I could feel his apology reach backward in time, to embrace Gracie and me, without him, on the day she was born.
19
“Let’s pretend we’re in Hawaii,” I said. “Hawaii is lucky and warm.” Brian and I were sitting at the lonely end of Stinson Beach, where it nearly touches Bolinas. It was getting dark, and we were shivering. It had been over three months since we’d sent Gabriel’s cord blood for analysis to determine whether it was a match for Gracie. Brian didn’t look convinced that pretending we were in Hawaii would have a direct effect on Gabe’s matching outcome, but he did offer me a bag of almonds we’d packed as a snack: “Care for a macadamia nut?”

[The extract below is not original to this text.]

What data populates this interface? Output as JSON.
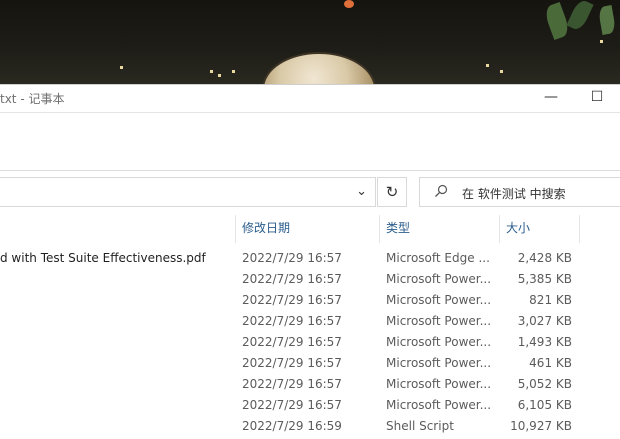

We were staying at my mom’s cottage near the ocean. She’d bought it for a song years ago and now rented it out by the weekend to supplement her income. People drove from San Francisco and paid all kinds of money to fall asleep to the sound of waves. She’d offered us this place for a whole week. To be nice, to take our minds off waiting. We were lucky; but I didn’t feel lucky. I felt sick with the possibility that Gabriel’s cells, being split and analyzed, would reveal not only an incompatibility with Gracie’s but also some scary, hitherto undetected, defect of their own.
“Let’s go make sure the babies are still breathing,” I said. A passable joke in another family. We got up and dusted the sand off our butts and walked the fifty feet back into the cottage, where both babies were, happily, alive and napping.
By our fourth day out at Stinson, Gracie had made peace with the immutable fact that sand is inedible. She dug and threw, threw and dug, with the gusto of a dog allowed off leash. She showered us with fistfuls and laughed, bobbing her head. Gabriel slept in his carrier, on the sand, under a wavering circle of shade, dreaming of what, we had no idea, but his lids pulsed back and forth, ferocious dreamer.